My Big Fat First Wedding
The Spark Was Gone
But in the end we split up for a more primal reason: He stopped wanting me in any physical sense. I'd gained so much weight he no longer found me attractive. Worse, I was beginning to see myself as he did. It was as if I were permanently positioned in front of a fun-house mirror, the kind that makes you look freakishly short, rippled and round.
"But you gave him two beautiful children," a friend exclaimed furiously when I confided to her about Robert's lack of interest. "There should be a special circle in hell for men who make women feel bad about gaining weight after motherhood."
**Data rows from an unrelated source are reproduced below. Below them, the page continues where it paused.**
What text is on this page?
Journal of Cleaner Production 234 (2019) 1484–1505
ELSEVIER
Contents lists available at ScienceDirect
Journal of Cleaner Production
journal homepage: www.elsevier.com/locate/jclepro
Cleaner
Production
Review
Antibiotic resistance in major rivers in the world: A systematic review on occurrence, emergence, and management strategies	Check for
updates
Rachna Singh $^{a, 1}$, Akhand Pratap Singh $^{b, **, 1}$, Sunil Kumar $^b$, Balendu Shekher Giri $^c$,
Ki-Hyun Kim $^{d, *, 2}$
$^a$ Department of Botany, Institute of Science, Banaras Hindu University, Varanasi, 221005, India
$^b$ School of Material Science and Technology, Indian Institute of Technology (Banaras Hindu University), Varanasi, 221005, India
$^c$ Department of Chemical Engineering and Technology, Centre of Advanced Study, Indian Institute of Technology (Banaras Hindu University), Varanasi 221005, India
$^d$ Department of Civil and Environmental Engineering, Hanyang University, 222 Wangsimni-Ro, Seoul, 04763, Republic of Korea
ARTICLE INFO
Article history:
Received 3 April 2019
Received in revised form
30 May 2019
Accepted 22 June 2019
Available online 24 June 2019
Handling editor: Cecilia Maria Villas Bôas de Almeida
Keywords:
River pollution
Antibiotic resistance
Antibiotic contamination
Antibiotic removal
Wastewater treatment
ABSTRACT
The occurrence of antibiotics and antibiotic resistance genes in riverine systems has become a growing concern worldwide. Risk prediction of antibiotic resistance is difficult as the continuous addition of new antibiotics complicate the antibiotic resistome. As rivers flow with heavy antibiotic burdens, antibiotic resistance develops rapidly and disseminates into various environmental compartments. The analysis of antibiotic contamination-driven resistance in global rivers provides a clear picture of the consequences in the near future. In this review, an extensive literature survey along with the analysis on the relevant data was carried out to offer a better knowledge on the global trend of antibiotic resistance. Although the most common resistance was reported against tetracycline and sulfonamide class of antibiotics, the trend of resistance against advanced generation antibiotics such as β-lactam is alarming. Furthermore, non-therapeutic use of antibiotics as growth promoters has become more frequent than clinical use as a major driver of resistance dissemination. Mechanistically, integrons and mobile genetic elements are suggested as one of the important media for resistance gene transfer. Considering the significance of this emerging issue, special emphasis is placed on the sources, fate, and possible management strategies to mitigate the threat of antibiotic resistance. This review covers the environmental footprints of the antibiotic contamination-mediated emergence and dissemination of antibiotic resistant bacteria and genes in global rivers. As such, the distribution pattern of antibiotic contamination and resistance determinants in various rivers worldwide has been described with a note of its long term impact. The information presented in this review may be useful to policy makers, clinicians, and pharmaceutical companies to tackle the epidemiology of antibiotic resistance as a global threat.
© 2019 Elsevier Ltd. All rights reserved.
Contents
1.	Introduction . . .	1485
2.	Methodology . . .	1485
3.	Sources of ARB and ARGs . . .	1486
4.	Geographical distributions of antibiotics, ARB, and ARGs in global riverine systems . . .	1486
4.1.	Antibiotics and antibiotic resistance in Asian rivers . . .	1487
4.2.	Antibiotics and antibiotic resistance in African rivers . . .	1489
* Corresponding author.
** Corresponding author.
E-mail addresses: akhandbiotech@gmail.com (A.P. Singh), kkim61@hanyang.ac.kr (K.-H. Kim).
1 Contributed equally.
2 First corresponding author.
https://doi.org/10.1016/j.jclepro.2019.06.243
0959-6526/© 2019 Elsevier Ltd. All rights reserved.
She had a point. On the other hand, I understood that Robert couldn't force himself to desire me. And I'd put on not just a few pounds, but a lot of them: forty, to be exact, in four years of marriage. True, I'd started year one thinner than usual, thanks to an all lentil-and-rice diet, so actually I'd gained less than it seemed. But Robert hadn't known me before and I'm sure he worried that I'd continue this 10-pound-a-year expansion, saddling him with an Incredible Hulk of a wife.
I was not -- and I swear this is an objective view -- obese. But Robert was trim and muscular and I was buxom and plump and busting out all over. I looked nothing like the woman who had seduced him in that San Francisco bar. How could he have known that lurking inside that lean, mean dancing machine was a Rubenesque big mama ready to slip into comfort-waist jeans?
Robert was less bothered by our dormant sex life than I was. I wondered if he was having an affair, but he denied it, and he was one of the most honest people I knew. That left just me and my body as the cause of his languid libido. "What's the big deal about sex anyway?" Robert asked one day. "The point of marriage is to raise a family. Nothing's perfect for any couple."
I struggled to accept this view, with little success. And as time passed our marital clashes increasingly centered on my blossoming shape.
Why did sex matter so much to me? Because I firmly believe that a feverish tryst, or even a tender, familiar roll in the hay, expresses what words can't. I view sex -- and science backs me up here -- as the glue binding a couple together, essential for withstanding differences in politics and personalities, not to mention the rigors of aging and daily life with children. Occasionally, with prodding from me, we rallied on a Saturday night, but the spark was gone.